Julie Brahmer, Ryan's oncologist, said she was now starting about one-third of her lung cancer patients. first on immunotherapy, not on chemotherapy
The current clinical trials in Baltimore are far more numerous than those in the average American hospital.
Doctors are intrigued by the exceptionally long discounts observed in a small number of patients. Ryan. These success stories make up about 10 to 15 percent of patients, said William Nelson, director of Johns Hopkins' Sidney Kimmel Comprehensive Cancer Center.
Normal remissions generally last between one and a half years and two years
. radiation is still the most dominant tool.
But in recent years, a series of clinical trials have shaken the world of cancer, showing that it was possible to better treat and even cure some of the most difficult forms of cancer without resorting to [19659003] Personalized Treatments
A spectacular example concerns prostate cancer.
The researchers found that the recommendations of a regular screening had the opposite effect of what was expected: too many tumors
With regard to breast cancer, a major study published early June at the conference of the American Society of Clinical Oncology has shown that r tens of thousands of women, surgery and hormone therapy have been enough to ward off cancer. They discovered that chemotherapy was unnecessarily used, which surprised the cancer community.

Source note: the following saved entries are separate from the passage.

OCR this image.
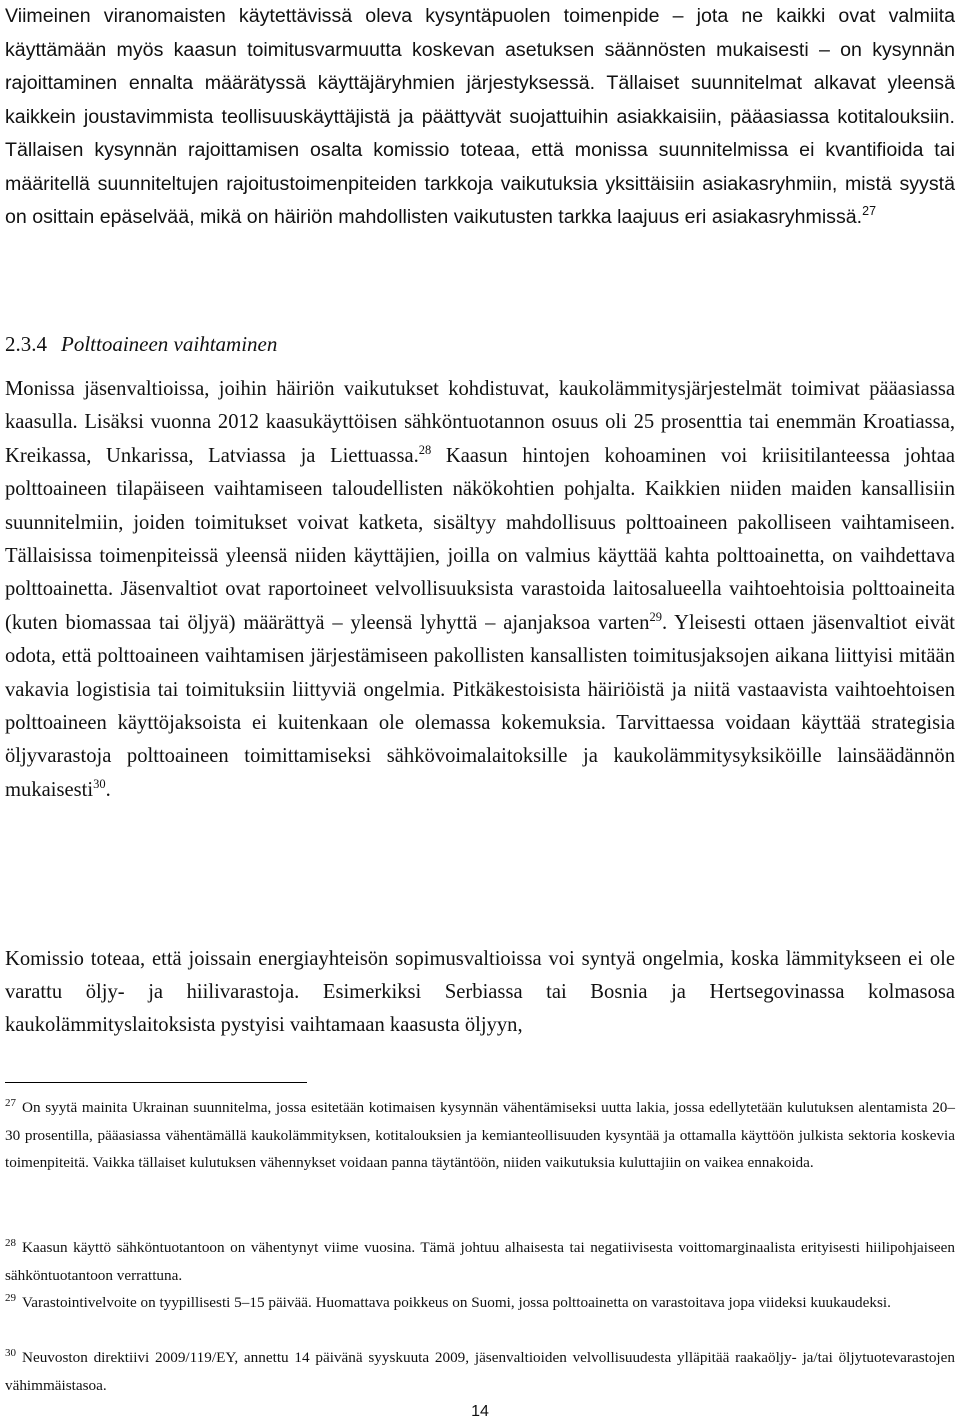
Viimeinen viranomaisten käytettävissä oleva kysyntäpuolen toimenpide – jota ne kaikki ovat valmiita käyttämään myös kaasun toimitusvarmuutta koskevan asetuksen säännösten mukaisesti – on kysynnän rajoittaminen ennalta määrätyssä käyttäjäryhmien järjestyksessä. Tällaiset suunnitelmat alkavat yleensä kaikkein joustavimmista teollisuuskäyttäjistä ja päättyvät suojattuihin asiakkaisiin, pääasiassa kotitalouksiin. Tällaisen kysynnän rajoittamisen osalta komissio toteaa, että monissa suunnitelmissa ei kvantifioida tai määritellä suunniteltujen rajoitustoimenpiteiden tarkkoja vaikutuksia yksittäisiin asiakasryhmiin, mistä syystä on osittain epäselvää, mikä on häiriön mahdollisten vaikutusten tarkka laajuus eri asiakasryhmissä.$^{27}$

2.3.4 Polttoaineen vaihtaminen

Monissa jäsenvaltioissa, joihin häiriön vaikutukset kohdistuvat, kaukolämmitysjärjestelmät toimivat pääasiassa kaasulla. Lisäksi vuonna 2012 kaasukäyttöisen sähköntuotannon osuus oli 25 prosenttia tai enemmän Kroatiassa, Kreikassa, Unkarissa, Latviassa ja Liettuassa.$^{28}$ Kaasun hintojen kohoaminen voi kriisitilanteessa johtaa polttoaineen tilapäiseen vaihtamiseen taloudellisten näkökohtien pohjalta. Kaikkien niiden maiden kansallisiin suunnitelmiin, joiden toimitukset voivat katketa, sisältyy mahdollisuus polttoaineen pakolliseen vaihtamiseen. Tällaisissa toimenpiteissä yleensä niiden käyttäjien, joilla on valmius käyttää kahta polttoainetta, on vaihdettava polttoainetta. Jäsenvaltiot ovat raportoineet velvollisuuksista varastoida laitosalueella vaihtoehtoisia polttoaineita (kuten biomassaa tai öljyä) määrättyä – yleensä lyhyttä – ajanjaksoa varten$^{29}$. Yleisesti ottaen jäsenvaltiot eivät odota, että polttoaineen vaihtamisen järjestämiseen pakollisten kansallisten toimitusjaksojen aikana liittyisi mitään vakavia logistisia tai toimituksiin liittyviä ongelmia. Pitkäkestoisista häiriöistä ja niitä vastaavista vaihtoehtoisen polttoaineen käyttöjaksoista ei kuitenkaan ole olemassa kokemuksia. Tarvittaessa voidaan käyttää strategisia öljyvarastoja polttoaineen toimittamiseksi sähkövoimalaitoksille ja kaukolämmitysyksiköille lainsäädännön mukaisesti$^{30}$.

Komissio toteaa, että joissain energiayhteisön sopimusvaltioissa voi syntyä ongelmia, koska lämmitykseen ei ole varattu öljy- ja hiilivarastoja. Esimerkiksi Serbiassa tai Bosnia ja Hertsegovinassa kolmasosa kaukolämmityslaitoksista pystyisi vaihtamaan kaasusta öljyyn,

$^{27}$ On syytä mainita Ukrainan suunnitelma, jossa esitetään kotimaisen kysynnän vähentämiseksi uutta lakia, jossa edellytetään kulutuksen alentamista 20–30 prosentilla, pääasiassa vähentämällä kaukolämmityksen, kotitalouksien ja kemianteollisuuden kysyntää ja ottamalla käyttöön julkista sektoria koskevia toimenpiteitä. Vaikka tällaiset kulutuksen vähennykset voidaan panna täytäntöön, niiden vaikutuksia kuluttajiin on vaikea ennakoida.

$^{28}$ Kaasun käyttö sähköntuotantoon on vähentynyt viime vuosina. Tämä johtuu alhaisesta tai negatiivisesta voittomarginaalista erityisesti hiilipohjaiseen sähköntuotantoon verrattuna.

$^{29}$ Varastointivelvoite on tyypillisesti 5–15 päivää. Huomattava poikkeus on Suomi, jossa polttoainetta on varastoitava jopa viideksi kuukaudeksi.

$^{30}$ Neuvoston direktiivi 2009/119/EY, annettu 14 päivänä syyskuuta 2009, jäsenvaltioiden velvollisuudesta ylläpitää raakaöljy- ja/tai öljytuotevarastojen vähimmäistasoa.

14
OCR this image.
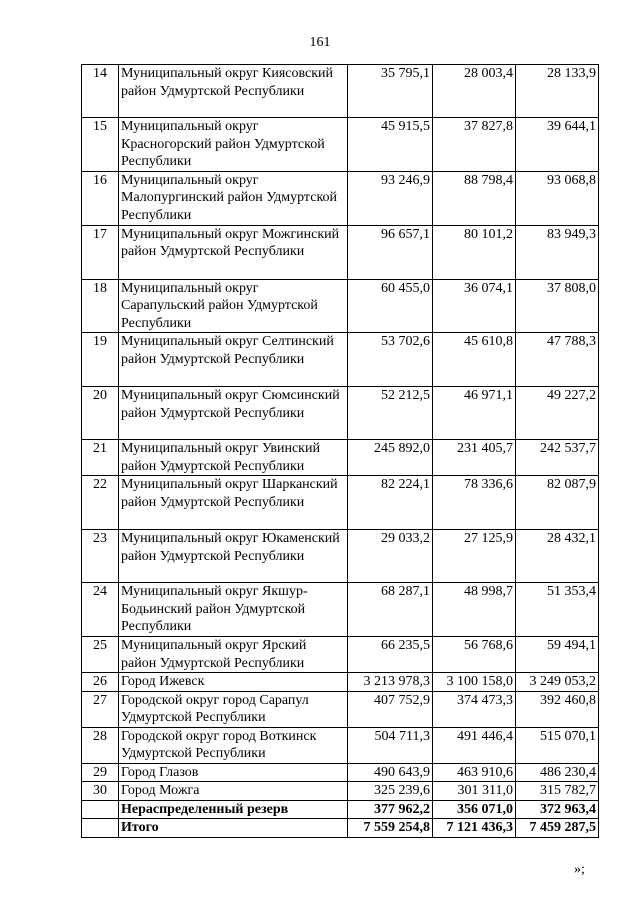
161
14	Муниципальный округ Киясовский район Удмуртской Республики	35 795,1	28 003,4	28 133,9
15	Муниципальный округ Красногорский район Удмуртской Республики	45 915,5	37 827,8	39 644,1
16	Муниципальный округ Малопургинский район Удмуртской Республики	93 246,9	88 798,4	93 068,8
17	Муниципальный округ Можгинский район Удмуртской Республики	96 657,1	80 101,2	83 949,3
18	Муниципальный округ Сарапульский район Удмуртской Республики	60 455,0	36 074,1	37 808,0
19	Муниципальный округ Селтинский район Удмуртской Республики	53 702,6	45 610,8	47 788,3
20	Муниципальный округ Сюмсинский район Удмуртской Республики	52 212,5	46 971,1	49 227,2
21	Муниципальный округ Увинский район Удмуртской Республики	245 892,0	231 405,7	242 537,7
22	Муниципальный округ Шарканский район Удмуртской Республики	82 224,1	78 336,6	82 087,9
23	Муниципальный округ Юкаменский район Удмуртской Республики	29 033,2	27 125,9	28 432,1
24	Муниципальный округ Якшур-Бодьинский район Удмуртской Республики	68 287,1	48 998,7	51 353,4
25	Муниципальный округ Ярский район Удмуртской Республики	66 235,5	56 768,6	59 494,1
26	Город Ижевск	3 213 978,3	3 100 158,0	3 249 053,2
27	Городской округ город Сарапул Удмуртской Республики	407 752,9	374 473,3	392 460,8
28	Городской округ город Воткинск Удмуртской Республики	504 711,3	491 446,4	515 070,1
29	Город Глазов	490 643,9	463 910,6	486 230,4
30	Город Можга	325 239,6	301 311,0	315 782,7
	Нераспределенный резерв	377 962,2	356 071,0	372 963,4
	Итого	7 559 254,8	7 121 436,3	7 459 287,5
»;
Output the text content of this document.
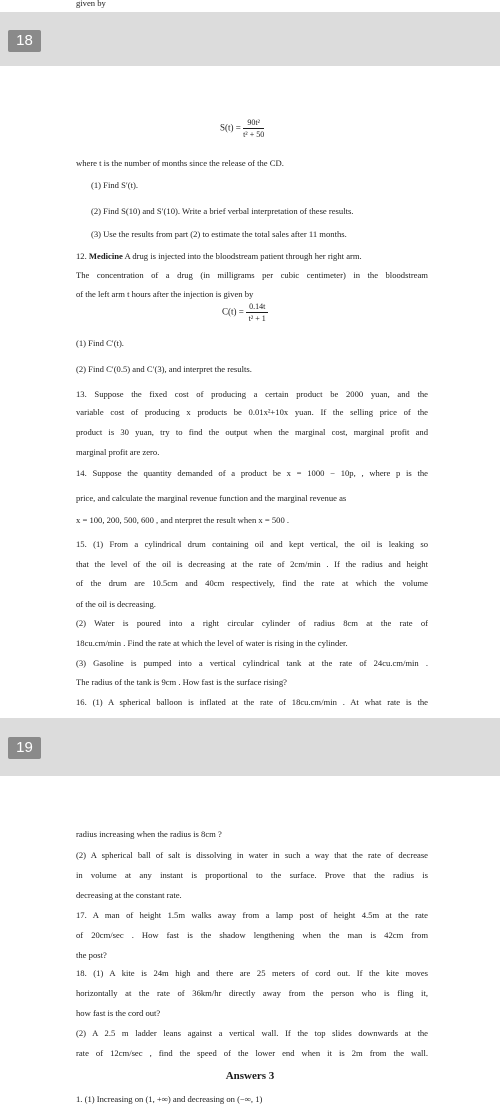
given by
18
$S(t) = \frac{\text{90t²}}{\text{t² + 50}}$
where t is the number of months since the release of the CD.
(1) Find S′(t).
(2) Find S(10) and S′(10). Write a brief verbal interpretation of these results.
(3) Use the results from part (2) to estimate the total sales after 11 months.
12. Medicine A drug is injected into the bloodstream patient through her right arm.
The concentration of a drug (in milligrams per cubic centimeter) in the bloodstream
of the left arm t hours after the injection is given by
$C(t) = \frac{0.14t}{\text{t² + 1}}$
(1) Find C′(t).
(2) Find C′(0.5) and C′(3), and interpret the results.
13. Suppose the fixed cost of producing a certain product be 2000 yuan, and the
variable cost of producing x products be 0.01x²+10x yuan. If the selling price of the
product is 30 yuan, try to find the output when the marginal cost, marginal profit and
marginal profit are zero.
14. Suppose the quantity demanded of a product be x = 1000 − 10p, , where p is the
price, and calculate the marginal revenue function and the marginal revenue as
x = 100, 200, 500, 600 , and nterpret the result when x = 500 .
15. (1) From a cylindrical drum containing oil and kept vertical, the oil is leaking so
that the level of the oil is decreasing at the rate of 2cm/min . If the radius and height
of the drum are 10.5cm and 40cm respectively, find the rate at which the volume
of the oil is decreasing.
(2) Water is poured into a right circular cylinder of radius 8cm at the rate of
18cu.cm/min . Find the rate at which the level of water is rising in the cylinder.
(3) Gasoline is pumped into a vertical cylindrical tank at the rate of 24cu.cm/min .
The radius of the tank is 9cm . How fast is the surface rising?
16. (1) A spherical balloon is inflated at the rate of 18cu.cm/min . At what rate is the
19
radius increasing when the radius is 8cm ?
(2) A spherical ball of salt is dissolving in water in such a way that the rate of decrease
in volume at any instant is proportional to the surface. Prove that the radius is
decreasing at the constant rate.
17. A man of height 1.5m walks away from a lamp post of height 4.5m at the rate
of 20cm/sec . How fast is the shadow lengthening when the man is 42cm from
the post?
18. (1) A kite is 24m high and there are 25 meters of cord out. If the kite moves
horizontally at the rate of 36km/hr directly away from the person who is fling it,
how fast is the cord out?
(2) A 2.5 m ladder leans against a vertical wall. If the top slides downwards at the
rate of 12cm/sec , find the speed of the lower end when it is 2m from the wall.
Answers 3
1. (1) Increasing on (1, +∞) and decreasing on (−∞, 1)
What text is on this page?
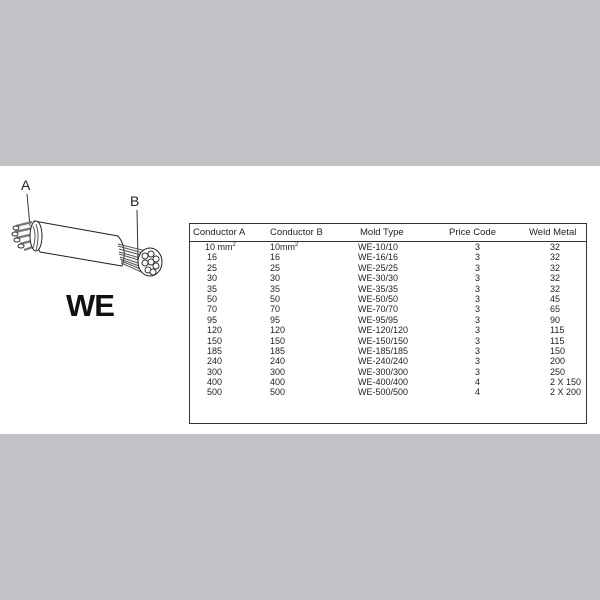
A
B
WE
Conductor A	Conductor B	Mold Type	Price Code	Weld Metal
10 $mm^2$	$10mm^2$	WE-10/10	3	32
16	16	WE-16/16	3	32
25	25	WE-25/25	3	32
30	30	WE-30/30	3	32
35	35	WE-35/35	3	32
50	50	WE-50/50	3	45
70	70	WE-70/70	3	65
95	95	WE-95/95	3	90
120	120	WE-120/120	3	115
150	150	WE-150/150	3	115
185	185	WE-185/185	3	150
240	240	WE-240/240	3	200
300	300	WE-300/300	3	250
400	400	WE-400/400	4	2 X 150
500	500	WE-500/500	4	2 X 200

Meanwhile, genetic testing is becoming more common for tumors, allowing more accurate and faster treatments for patients
. laboratory specifically designed to help doctors customize patient treatments, rather than simply base the treatment on the location of the tumor.
"At this point, we have better tools to say: yes, he needs to be healed. Some cancers, including brain cancer, remain on the margins of these new treatments
but for leukemia, breast cancer, lung cancer, cervix, colon and rectum, as well as that serious skin. The cancer known as melanoma, immunotherapy and other personalized treatments is progressing "slowly but surely," says Nelson.
For the role of oncologist Julie Brahmer, she hopes that someday, metastatic cancers – those that can spread to the original site – will be treated as a "chronic disease Rather than a death sentence.
John Ryan has a simpler goal in mind
"My goal is to die of something other than lung cancer," he said.